Jerry Pinkney was an African American artist and illustrator. Jason Reynolds paid tribute to him in Time Magazine saying, “He has surely inspired and spawned hundreds of Black artists. We talk about ‘legacy’ so cavalierly these days, but I think we have to acknowledge that Jerry Pinkney will go down as a legend. The thing about Black illustrations in children’s books is that they create a palette for children; the first art they see is in those books. They create taste.” Reynolds, and others, note that Pinkney was a family man. What I’ve noticed is that for him, ‘family’ extended to the world of African American children’s book creators.
That enduring sense of family is extended into Just Jerry where young Jerry’s world is formed in the house where he lived with his family, on the block he and his family shared with his grandparents, and in the neighborhood he shared with Bobby, Elsworth, Vinny, John Liney, and Matt Schainberg.

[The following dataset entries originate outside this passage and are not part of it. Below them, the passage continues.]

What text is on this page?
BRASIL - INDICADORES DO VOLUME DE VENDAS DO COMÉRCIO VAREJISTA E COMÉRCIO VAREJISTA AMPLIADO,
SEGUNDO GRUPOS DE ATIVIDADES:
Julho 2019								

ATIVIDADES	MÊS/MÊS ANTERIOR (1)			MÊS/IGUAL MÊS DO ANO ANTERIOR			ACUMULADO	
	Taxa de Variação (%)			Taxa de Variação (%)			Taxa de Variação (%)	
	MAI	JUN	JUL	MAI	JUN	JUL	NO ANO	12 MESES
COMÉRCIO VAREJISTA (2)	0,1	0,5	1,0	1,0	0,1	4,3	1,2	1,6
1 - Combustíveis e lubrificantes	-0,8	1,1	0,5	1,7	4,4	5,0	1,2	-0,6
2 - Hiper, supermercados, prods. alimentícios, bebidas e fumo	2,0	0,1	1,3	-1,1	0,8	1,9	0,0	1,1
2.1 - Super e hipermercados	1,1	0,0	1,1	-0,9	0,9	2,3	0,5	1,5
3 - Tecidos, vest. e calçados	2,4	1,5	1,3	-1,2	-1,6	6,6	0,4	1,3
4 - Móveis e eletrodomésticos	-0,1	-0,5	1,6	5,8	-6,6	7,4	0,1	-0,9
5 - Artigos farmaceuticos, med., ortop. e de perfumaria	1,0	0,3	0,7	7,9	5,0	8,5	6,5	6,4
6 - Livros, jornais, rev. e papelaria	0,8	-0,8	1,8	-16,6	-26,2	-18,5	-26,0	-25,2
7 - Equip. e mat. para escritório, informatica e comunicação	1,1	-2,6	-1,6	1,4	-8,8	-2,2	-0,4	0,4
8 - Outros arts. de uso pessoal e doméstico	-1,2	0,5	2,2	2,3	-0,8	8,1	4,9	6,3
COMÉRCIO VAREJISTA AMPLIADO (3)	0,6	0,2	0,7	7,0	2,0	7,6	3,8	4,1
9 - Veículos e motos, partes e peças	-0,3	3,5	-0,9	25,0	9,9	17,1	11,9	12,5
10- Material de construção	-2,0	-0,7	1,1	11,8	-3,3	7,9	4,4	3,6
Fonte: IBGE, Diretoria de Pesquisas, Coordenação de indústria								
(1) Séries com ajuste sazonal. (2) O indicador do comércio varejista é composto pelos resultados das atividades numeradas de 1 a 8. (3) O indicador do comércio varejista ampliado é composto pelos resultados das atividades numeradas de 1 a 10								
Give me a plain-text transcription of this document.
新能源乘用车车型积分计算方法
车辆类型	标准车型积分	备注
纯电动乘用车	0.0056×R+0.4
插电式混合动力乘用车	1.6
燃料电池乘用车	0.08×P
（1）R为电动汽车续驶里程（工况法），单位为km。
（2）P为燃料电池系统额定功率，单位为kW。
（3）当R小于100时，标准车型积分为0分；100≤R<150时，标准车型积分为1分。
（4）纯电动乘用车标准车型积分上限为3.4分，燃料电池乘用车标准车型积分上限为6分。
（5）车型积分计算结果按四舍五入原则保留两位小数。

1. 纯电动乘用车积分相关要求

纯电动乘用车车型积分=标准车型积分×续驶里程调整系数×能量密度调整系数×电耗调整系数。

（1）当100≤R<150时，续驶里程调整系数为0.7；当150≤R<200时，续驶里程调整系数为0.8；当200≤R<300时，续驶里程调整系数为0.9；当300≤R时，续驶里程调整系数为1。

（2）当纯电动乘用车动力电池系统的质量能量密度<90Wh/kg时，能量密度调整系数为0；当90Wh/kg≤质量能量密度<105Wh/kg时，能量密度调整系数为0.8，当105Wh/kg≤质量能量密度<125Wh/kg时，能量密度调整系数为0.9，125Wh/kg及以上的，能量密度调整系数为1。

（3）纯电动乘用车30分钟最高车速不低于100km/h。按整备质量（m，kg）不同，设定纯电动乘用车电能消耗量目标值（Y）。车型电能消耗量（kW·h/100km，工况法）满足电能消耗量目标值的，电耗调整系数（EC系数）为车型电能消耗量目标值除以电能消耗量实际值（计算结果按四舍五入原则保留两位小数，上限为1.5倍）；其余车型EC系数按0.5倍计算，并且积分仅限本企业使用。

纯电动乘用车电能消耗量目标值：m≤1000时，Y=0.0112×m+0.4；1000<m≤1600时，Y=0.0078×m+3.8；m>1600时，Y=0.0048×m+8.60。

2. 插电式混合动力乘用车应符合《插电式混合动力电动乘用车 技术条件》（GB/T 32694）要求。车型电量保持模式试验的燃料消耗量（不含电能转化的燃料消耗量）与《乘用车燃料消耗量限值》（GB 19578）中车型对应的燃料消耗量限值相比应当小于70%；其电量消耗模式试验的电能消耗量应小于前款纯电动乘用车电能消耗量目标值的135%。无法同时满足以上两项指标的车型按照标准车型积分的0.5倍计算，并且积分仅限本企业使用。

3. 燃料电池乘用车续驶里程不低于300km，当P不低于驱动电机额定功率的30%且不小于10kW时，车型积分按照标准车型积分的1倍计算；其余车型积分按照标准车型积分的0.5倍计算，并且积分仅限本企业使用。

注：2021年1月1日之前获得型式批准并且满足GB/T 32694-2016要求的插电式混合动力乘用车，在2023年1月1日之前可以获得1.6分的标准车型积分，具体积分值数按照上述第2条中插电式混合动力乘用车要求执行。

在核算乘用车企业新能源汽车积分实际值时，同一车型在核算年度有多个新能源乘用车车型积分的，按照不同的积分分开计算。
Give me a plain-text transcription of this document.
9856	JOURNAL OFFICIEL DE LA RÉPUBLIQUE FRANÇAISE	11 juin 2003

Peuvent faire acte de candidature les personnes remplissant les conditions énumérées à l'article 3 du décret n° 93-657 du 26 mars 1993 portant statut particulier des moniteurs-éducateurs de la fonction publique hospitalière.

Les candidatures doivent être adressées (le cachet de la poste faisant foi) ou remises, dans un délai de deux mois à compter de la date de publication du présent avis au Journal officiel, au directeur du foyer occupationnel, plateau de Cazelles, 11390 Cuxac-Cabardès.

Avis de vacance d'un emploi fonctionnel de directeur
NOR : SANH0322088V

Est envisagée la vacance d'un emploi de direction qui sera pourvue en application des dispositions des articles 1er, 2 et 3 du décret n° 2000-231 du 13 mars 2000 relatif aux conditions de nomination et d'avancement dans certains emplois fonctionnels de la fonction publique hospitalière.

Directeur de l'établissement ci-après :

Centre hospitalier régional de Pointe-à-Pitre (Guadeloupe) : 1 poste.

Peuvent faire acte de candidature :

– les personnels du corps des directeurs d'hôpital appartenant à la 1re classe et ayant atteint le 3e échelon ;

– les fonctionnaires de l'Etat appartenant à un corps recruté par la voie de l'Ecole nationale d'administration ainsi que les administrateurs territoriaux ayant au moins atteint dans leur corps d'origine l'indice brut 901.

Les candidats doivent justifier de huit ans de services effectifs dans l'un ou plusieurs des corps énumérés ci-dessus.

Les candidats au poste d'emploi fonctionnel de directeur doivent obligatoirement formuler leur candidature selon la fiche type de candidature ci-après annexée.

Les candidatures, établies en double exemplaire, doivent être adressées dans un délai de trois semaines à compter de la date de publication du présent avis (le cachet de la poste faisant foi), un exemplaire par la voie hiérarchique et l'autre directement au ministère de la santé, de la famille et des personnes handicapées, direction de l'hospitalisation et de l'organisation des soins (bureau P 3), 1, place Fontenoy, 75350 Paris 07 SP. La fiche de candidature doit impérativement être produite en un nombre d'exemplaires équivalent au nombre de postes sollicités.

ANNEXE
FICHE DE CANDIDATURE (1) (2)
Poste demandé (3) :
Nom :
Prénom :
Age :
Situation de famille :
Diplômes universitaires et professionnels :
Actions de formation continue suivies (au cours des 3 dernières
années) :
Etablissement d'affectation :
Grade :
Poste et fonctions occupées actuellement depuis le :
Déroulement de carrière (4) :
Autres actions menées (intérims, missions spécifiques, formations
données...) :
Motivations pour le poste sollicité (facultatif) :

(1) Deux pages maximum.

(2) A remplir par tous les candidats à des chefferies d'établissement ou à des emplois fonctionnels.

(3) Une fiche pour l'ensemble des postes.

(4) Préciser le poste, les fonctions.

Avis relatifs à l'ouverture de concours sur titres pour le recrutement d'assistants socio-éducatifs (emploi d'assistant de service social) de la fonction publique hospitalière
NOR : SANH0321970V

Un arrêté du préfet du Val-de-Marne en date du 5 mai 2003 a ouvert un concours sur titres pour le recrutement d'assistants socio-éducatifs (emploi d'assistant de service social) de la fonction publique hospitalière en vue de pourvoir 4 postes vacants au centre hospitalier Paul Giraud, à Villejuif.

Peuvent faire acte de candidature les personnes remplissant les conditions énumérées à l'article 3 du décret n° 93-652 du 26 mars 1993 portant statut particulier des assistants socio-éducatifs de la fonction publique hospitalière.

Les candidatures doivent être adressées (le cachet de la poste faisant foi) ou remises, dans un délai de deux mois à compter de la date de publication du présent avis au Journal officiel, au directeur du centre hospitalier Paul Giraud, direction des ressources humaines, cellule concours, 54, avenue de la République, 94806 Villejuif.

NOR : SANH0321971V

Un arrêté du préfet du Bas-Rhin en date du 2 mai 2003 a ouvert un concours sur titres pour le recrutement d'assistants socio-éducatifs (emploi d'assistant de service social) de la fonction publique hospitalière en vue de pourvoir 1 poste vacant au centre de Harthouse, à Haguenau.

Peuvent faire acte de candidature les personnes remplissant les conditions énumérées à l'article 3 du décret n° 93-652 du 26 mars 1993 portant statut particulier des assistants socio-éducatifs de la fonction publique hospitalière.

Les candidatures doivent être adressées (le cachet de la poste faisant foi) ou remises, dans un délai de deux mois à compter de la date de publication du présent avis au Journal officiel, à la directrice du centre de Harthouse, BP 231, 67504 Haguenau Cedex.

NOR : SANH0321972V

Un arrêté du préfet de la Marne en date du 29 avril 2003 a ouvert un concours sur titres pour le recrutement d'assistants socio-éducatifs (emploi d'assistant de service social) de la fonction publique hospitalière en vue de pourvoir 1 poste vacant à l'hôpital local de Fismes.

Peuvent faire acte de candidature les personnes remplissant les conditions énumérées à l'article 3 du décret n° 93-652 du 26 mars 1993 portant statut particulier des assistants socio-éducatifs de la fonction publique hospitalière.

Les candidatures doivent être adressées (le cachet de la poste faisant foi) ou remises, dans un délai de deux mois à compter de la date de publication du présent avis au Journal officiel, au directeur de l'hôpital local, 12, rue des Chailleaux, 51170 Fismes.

As much as his family formed his identity, so did his race and his disability.
The memoir begins in 1949 when Pinkney was 9 years old. In many ways it was a very different world than now. In writing about his world at the time, Pinkney relied upon his memory to re-create the world as he knew it and he writes from that perspective. In doing so, he makes readers aware of the systemic oppression that surrounded him, and of the day-to-day encounters that shaped him. While both race and economics defined where his family would live and work, the relationships with Blacks and Whites that his family maintained throughout the neighborhood created his opportunities and shaped his sense of self-worth. His work expresses that the power to overcome oppression exists in how we love others and ourselves. Tending to his craft was his self-love, and people admired him for that.
In the Editor’s Note the book designers tell us that, “it was Jerry’s hope that this book would also be friendly to readers with dyslexia, and to that end, the body text is set in a font specifically designed for that purpose. We have also found many opportunities to shorten and vary line lengths to help readers keep track as they read” (np).
The story makes Pinkney’s success feel like destiny because there’s no mention of disappointments or missed opportunities. Still, I think young readers will be inspired to pursue their talents in much the same way that many received encouragement from Pinkney in real life. Older readers, such as myself, will appreciate the nostalgia and will be reminded how precious young people are. This book defines a palate.
One thought on “Just Jerry: How Drawing Shaped My Life”
What a wonderful final gift; leave it to Jerry Pinkney to seal his own legacy. A magnificent tool to use in an author/Illustrator study.